Pour expliquer cette conviction dans cet écosystème florissant, Maurice Schulmann loue le flair d’Ulysse partouche, 22 ans à peine et l’un des six enfants de Patrick partouche, président du groupe du même nom. «C’est lui qui a incité à exploiter la blockchain il y a déjà quatre ans, glisse le délégué général. D’autres groupes n’auraient pas forcément écouté l’avis d’un jeune homme de 18 ans mais cela correspond à l’ADN du groupe, qui est familial. J’ai pu faire la passerelle avec les dirigeants.» Une intuition qui n’est cependant pas dénuée d’objectifs de retour sur investissement : «La blockchain n’est pas une fin en soi ; nous voulons faire un maximum d’expérimentations pour que, lorsque l’on met le doigt sur quelque chose d’intéressant, nous soyons en mesure d’aller encore plus loin.» Au cours de ce trimestre, la start-up mettra ainsi la blockchain de côté pour lancer un jeu dans Roblox, la plateforme métaverse aux 200 millions de joueurs dans le monde. «Notre positionnement est d’être un pont entre le réel et le virtuel car, de notre point de vue, c’est un seul monde. Les premiers utilisateurs de Roblox ont la vingtaine aujourd’hui et je pense qu’il va rester quelque chose d’énorme de cette génération», explique Maurice Schulmann, qui imagine déjà le profil des futurs clients de partouche.

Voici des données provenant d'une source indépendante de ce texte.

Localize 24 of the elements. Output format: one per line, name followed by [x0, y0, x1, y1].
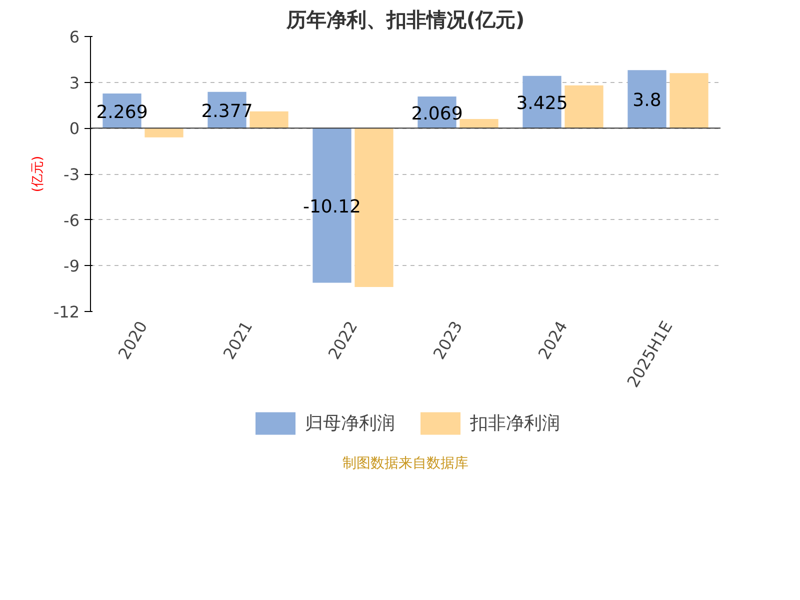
- bar: [670, 73, 708, 128]
- data-label: 2.377: [201, 101, 253, 122]
- data-label: 3.8: [632, 90, 662, 112]
- y-tick-label: 3: [69, 73, 80, 92]
- bar: [564, 85, 604, 128]
- y-tick-label: 6: [69, 28, 80, 46]
- chart-title: 历年净利、扣非情况(亿元): [285, 8, 525, 32]
- bar: [460, 119, 498, 128]
- y-tick-label: -12: [53, 302, 80, 322]
- legend-label: 归母净利润: [305, 412, 395, 435]
- text: 制图数据来自数据库: [342, 456, 468, 472]
- data-label: 3.425: [516, 93, 568, 114]
- y-tick-label: 0: [69, 119, 80, 138]
- y-tick-label: -3: [64, 165, 80, 184]
- y-axis-title: (亿元): [30, 156, 46, 192]
- data-label: 2.269: [96, 102, 148, 123]
- bar: [628, 70, 666, 128]
- y-tick-label: -9: [64, 256, 80, 276]
- data-label: -10.12: [302, 196, 362, 218]
- bar: [144, 128, 184, 138]
- legend-label: 扣非净利润: [470, 412, 560, 435]
- y-tick-label: -6: [64, 210, 80, 230]
- bar: [250, 111, 288, 128]
- data-label: 2.069: [411, 103, 463, 124]
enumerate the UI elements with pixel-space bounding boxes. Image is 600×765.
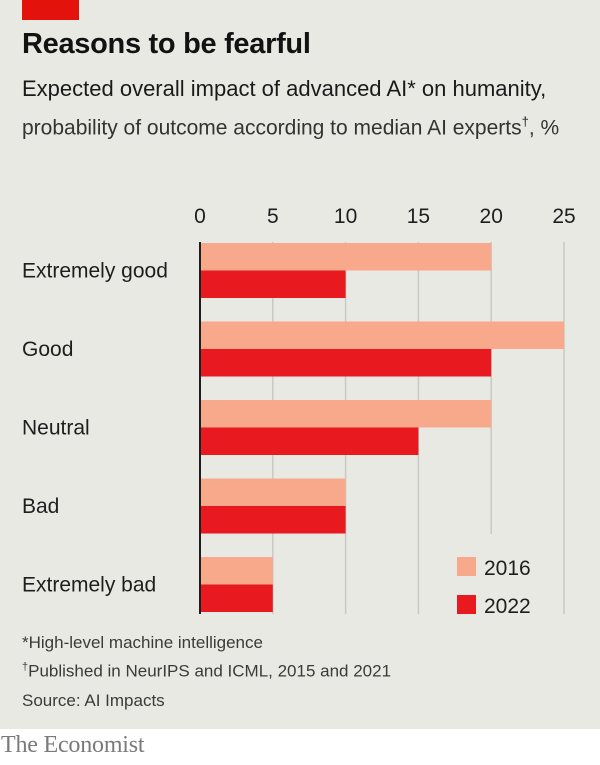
bar-2016 [200, 557, 273, 585]
tick-label: 15 [407, 205, 430, 228]
economist-red-tag [22, 0, 79, 20]
legend: 2016 2022 [457, 557, 531, 618]
footnotes: *High-level machine intelligence †Publis… [22, 630, 391, 713]
category-labels: Extremely good Good Neutral Bad Extremely ba… [22, 260, 168, 597]
dagger-mark: † [521, 114, 529, 129]
tick-label: 5 [267, 205, 279, 228]
footnote-hlmi: *High-level machine intelligence [22, 633, 263, 652]
legend-swatch-2016 [457, 557, 476, 576]
category-label: Bad [22, 495, 59, 518]
subtitle-unit: , % [528, 116, 560, 140]
tick-label: 10 [334, 205, 357, 228]
subtitle-main: Expected overall impact of advanced AI* … [22, 76, 547, 101]
x-axis-ticks: 0 5 10 15 20 25 [194, 205, 576, 228]
footnote-published-text: Published in NeurIPS and ICML, 2015 and … [28, 661, 392, 681]
source-note: Source: AI Impacts [22, 690, 165, 710]
bar-2016 [200, 243, 492, 271]
tick-label: 25 [552, 205, 575, 228]
bar-2022 [200, 427, 419, 455]
category-label: Good [22, 338, 73, 361]
category-label: Extremely bad [22, 574, 156, 597]
category-label: Extremely good [22, 260, 168, 283]
subtitle-detail: probability of outcome according to medi… [22, 116, 522, 140]
bars [200, 243, 564, 612]
chart-subtitle: Expected overall impact of advanced AI* … [22, 73, 582, 144]
legend-label: 2016 [484, 557, 531, 580]
bar-2016 [200, 321, 564, 349]
tick-label: 20 [480, 205, 503, 228]
legend-label: 2022 [484, 595, 531, 618]
chart-title: Reasons to be fearful [22, 28, 311, 60]
bar-2016 [200, 478, 346, 506]
bar-2022 [200, 349, 492, 377]
category-label: Neutral [22, 417, 90, 440]
economist-logo: The Economist [1, 732, 145, 758]
bar-2022 [200, 584, 273, 612]
bar-chart: 0 5 10 15 20 25 Extremely goodGoodNeutralBadE… [22, 205, 576, 618]
bar-2016 [200, 400, 492, 428]
bar-2022 [200, 506, 346, 534]
dagger-mark: † [22, 661, 29, 673]
footnote-published: †Published in NeurIPS and ICML, 2015 and… [22, 655, 391, 684]
legend-swatch-2022 [457, 595, 476, 614]
tick-label: 0 [194, 205, 206, 228]
bar-2022 [200, 270, 346, 298]
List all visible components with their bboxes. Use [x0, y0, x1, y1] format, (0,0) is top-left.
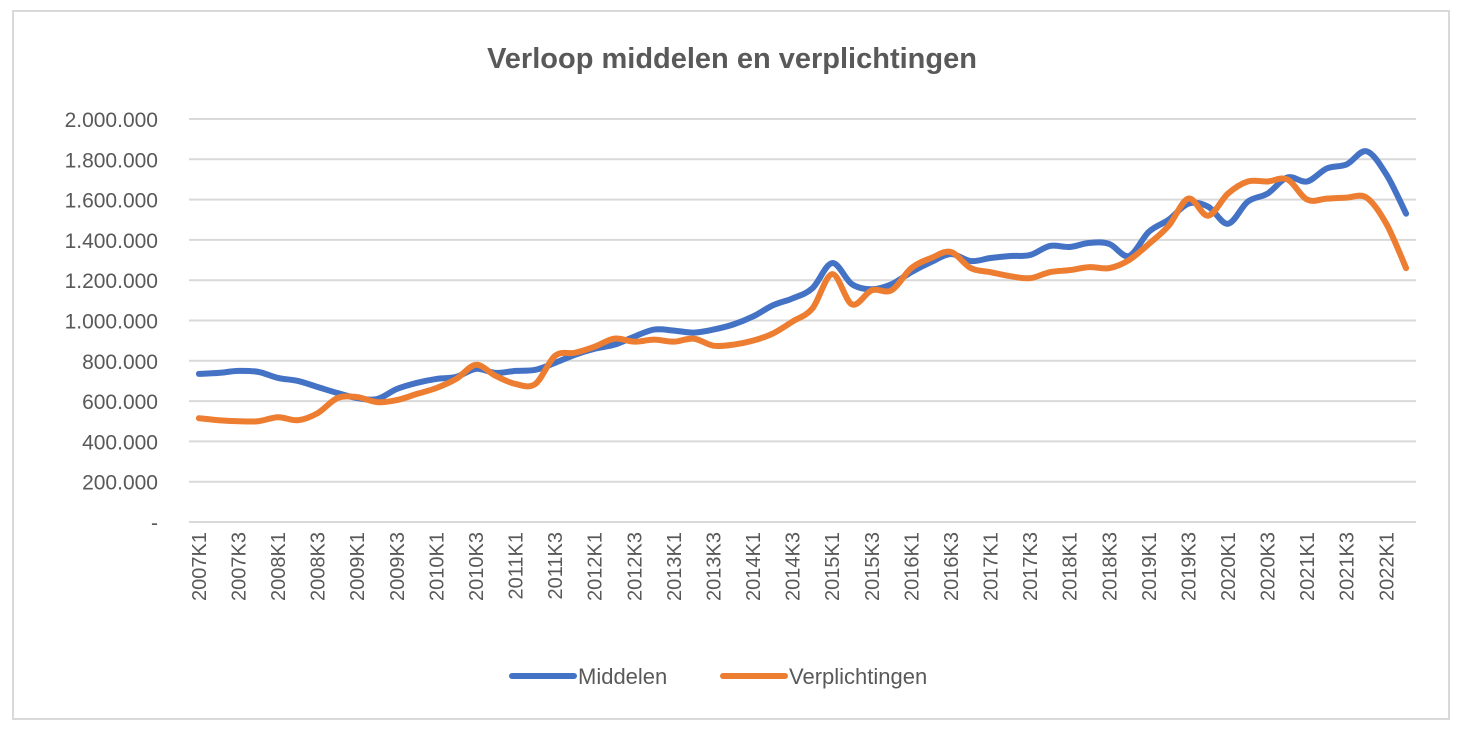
x-tick-label: 2012K3	[624, 532, 646, 601]
x-tick-label: 2008K3	[308, 532, 330, 601]
x-tick-label: 2017K3	[1020, 532, 1042, 601]
x-tick-label: 2015K3	[862, 532, 884, 601]
y-axis-tick-labels: - 200.000 400.000 600.000 800.000 1.000.000 1.…	[65, 109, 158, 535]
legend-label-verplichtingen: Verplichtingen	[789, 664, 927, 689]
y-tick-label: 1.800.000	[65, 149, 158, 172]
legend-label-middelen: Middelen	[578, 664, 667, 689]
y-tick-label: 1.200.000	[65, 270, 158, 293]
x-axis-tick-labels: 2007K1 2007K3 2008K1 2008K3 2009K1 2009K3 2010…	[189, 532, 1398, 601]
x-tick-label: 2011K3	[545, 532, 567, 599]
x-tick-label: 2020K1	[1218, 532, 1240, 601]
chart-title: Verloop middelen en verplichtingen	[487, 43, 977, 75]
x-tick-label: 2017K1	[981, 532, 1003, 601]
y-tick-label: 200.000	[82, 472, 158, 495]
y-tick-label: -	[151, 512, 158, 535]
y-tick-label: 400.000	[82, 431, 158, 454]
x-tick-label: 2007K1	[189, 532, 211, 601]
y-tick-label: 800.000	[82, 351, 158, 374]
x-tick-label: 2009K3	[387, 532, 409, 601]
x-tick-label: 2013K1	[664, 532, 686, 601]
legend: Middelen Verplichtingen	[509, 664, 927, 689]
y-tick-label: 2.000.000	[65, 109, 158, 132]
x-tick-label: 2007K3	[228, 532, 250, 601]
x-tick-label: 2012K1	[585, 532, 607, 601]
x-tick-label: 2014K3	[783, 532, 805, 601]
x-tick-label: 2022K1	[1376, 532, 1398, 601]
x-tick-label: 2009K1	[347, 532, 369, 601]
y-tick-label: 600.000	[82, 391, 158, 414]
x-tick-label: 2015K1	[822, 532, 844, 601]
x-tick-label: 2010K3	[466, 532, 488, 601]
x-tick-label: 2016K3	[941, 532, 963, 601]
y-tick-label: 1.400.000	[65, 230, 158, 253]
x-tick-label: 2019K3	[1178, 532, 1200, 601]
series-line-verplichtingen	[195, 175, 1410, 425]
x-tick-label: 2008K1	[268, 532, 290, 601]
y-tick-label: 1.000.000	[65, 311, 158, 334]
x-tick-label: 2010K1	[426, 532, 448, 601]
gridlines	[189, 118, 1416, 523]
x-tick-label: 2014K1	[743, 532, 765, 601]
x-tick-label: 2018K3	[1099, 532, 1121, 601]
x-tick-label: 2020K3	[1258, 532, 1280, 601]
chart-frame	[12, 10, 1450, 720]
x-tick-label: 2018K1	[1060, 532, 1082, 601]
x-tick-label: 2019K1	[1139, 532, 1161, 601]
y-tick-label: 1.600.000	[65, 190, 158, 213]
x-tick-label: 2021K3	[1337, 532, 1359, 601]
x-tick-label: 2016K1	[901, 532, 923, 601]
x-tick-label: 2013K3	[703, 532, 725, 601]
series-lines	[195, 148, 1410, 425]
series-line-middelen	[195, 148, 1410, 403]
x-tick-label: 2011K1	[506, 532, 528, 599]
x-tick-label: 2021K1	[1297, 532, 1319, 601]
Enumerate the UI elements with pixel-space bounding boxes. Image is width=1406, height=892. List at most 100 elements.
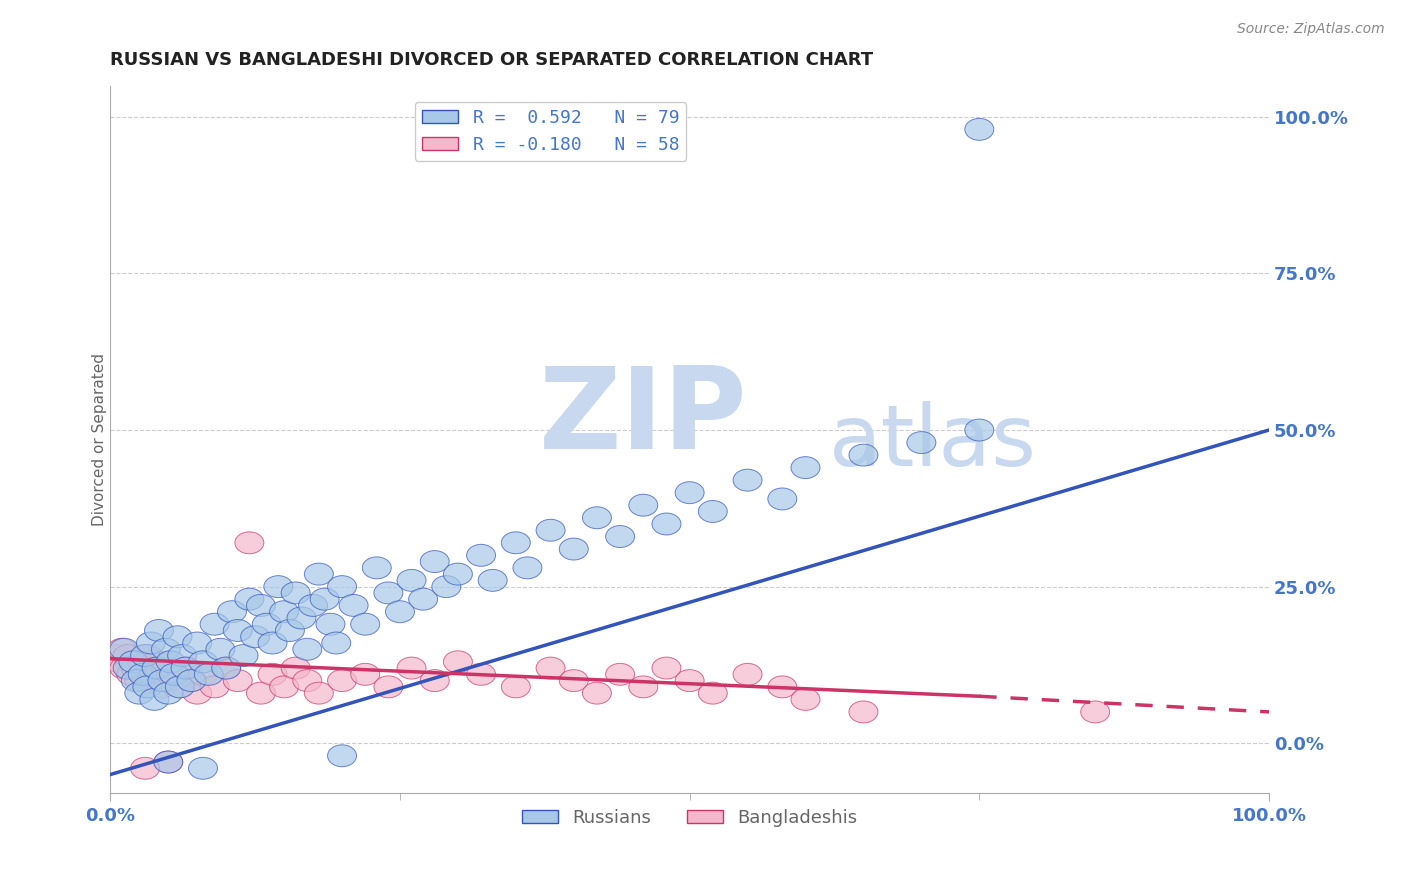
Ellipse shape [177, 670, 205, 691]
Ellipse shape [107, 639, 136, 660]
Ellipse shape [560, 670, 588, 691]
Ellipse shape [652, 657, 681, 679]
Ellipse shape [513, 557, 541, 579]
Ellipse shape [240, 626, 270, 648]
Ellipse shape [131, 664, 159, 685]
Ellipse shape [172, 657, 200, 679]
Ellipse shape [350, 614, 380, 635]
Ellipse shape [270, 600, 298, 623]
Ellipse shape [281, 582, 311, 604]
Ellipse shape [246, 594, 276, 616]
Ellipse shape [276, 620, 304, 641]
Ellipse shape [374, 582, 404, 604]
Ellipse shape [128, 651, 157, 673]
Ellipse shape [121, 670, 150, 691]
Ellipse shape [194, 664, 224, 685]
Ellipse shape [205, 639, 235, 660]
Ellipse shape [117, 664, 146, 685]
Ellipse shape [304, 563, 333, 585]
Ellipse shape [134, 676, 162, 698]
Ellipse shape [420, 670, 449, 691]
Ellipse shape [177, 670, 205, 691]
Ellipse shape [153, 682, 183, 704]
Ellipse shape [420, 550, 449, 573]
Ellipse shape [121, 657, 150, 679]
Ellipse shape [188, 664, 218, 685]
Ellipse shape [965, 119, 994, 140]
Ellipse shape [733, 469, 762, 491]
Ellipse shape [218, 600, 246, 623]
Ellipse shape [965, 419, 994, 441]
Ellipse shape [652, 513, 681, 535]
Text: RUSSIAN VS BANGLADESHI DIVORCED OR SEPARATED CORRELATION CHART: RUSSIAN VS BANGLADESHI DIVORCED OR SEPAR… [110, 51, 873, 69]
Ellipse shape [159, 664, 188, 685]
Ellipse shape [363, 557, 391, 579]
Ellipse shape [733, 664, 762, 685]
Ellipse shape [153, 751, 183, 773]
Ellipse shape [298, 594, 328, 616]
Ellipse shape [768, 488, 797, 510]
Ellipse shape [148, 676, 177, 698]
Ellipse shape [792, 689, 820, 710]
Ellipse shape [606, 525, 634, 548]
Ellipse shape [120, 651, 148, 673]
Ellipse shape [148, 670, 177, 691]
Ellipse shape [159, 664, 188, 685]
Ellipse shape [163, 626, 193, 648]
Ellipse shape [374, 676, 404, 698]
Ellipse shape [478, 569, 508, 591]
Ellipse shape [183, 632, 212, 654]
Ellipse shape [110, 657, 139, 679]
Ellipse shape [281, 657, 311, 679]
Ellipse shape [259, 632, 287, 654]
Ellipse shape [136, 657, 166, 679]
Ellipse shape [628, 676, 658, 698]
Ellipse shape [131, 757, 159, 780]
Ellipse shape [188, 757, 218, 780]
Ellipse shape [264, 575, 292, 598]
Y-axis label: Divorced or Separated: Divorced or Separated [91, 353, 107, 526]
Ellipse shape [768, 676, 797, 698]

En coulisses, une autre filiale travaillerait quant à elle sur la création d’une infrastructure technologique, notamment un wallet (portefeuille de cryptoactifs) pour accueillir ces nouveaux utilisateurs. L’ultime preuve de l’engagement de partouche dans cette culture Web3. «Le groupe ne regarde pas la rentabilité à un an, cela n’a aucun sens. Nous sommes le point de liaison entre la R&D et le marketing. Nous sommes en train de construire quelque chose. Avec 420 millions d’euros de chiffre d’affaires par an et un EBITDA de 76 millions d'euros, partouche peut se lancer dans cette aventure, d’autant qu’on le fait de façon raisonnée», assure Maurice Schulmann, qui glisse tout de même que «même si le groupe ne l’a pas fait pour ça, il n’est pas à l’abri d’une belle opération financière» pour ses investissements dans les start-up. Au casino, les gains ne sont pas toujours dus au hasard.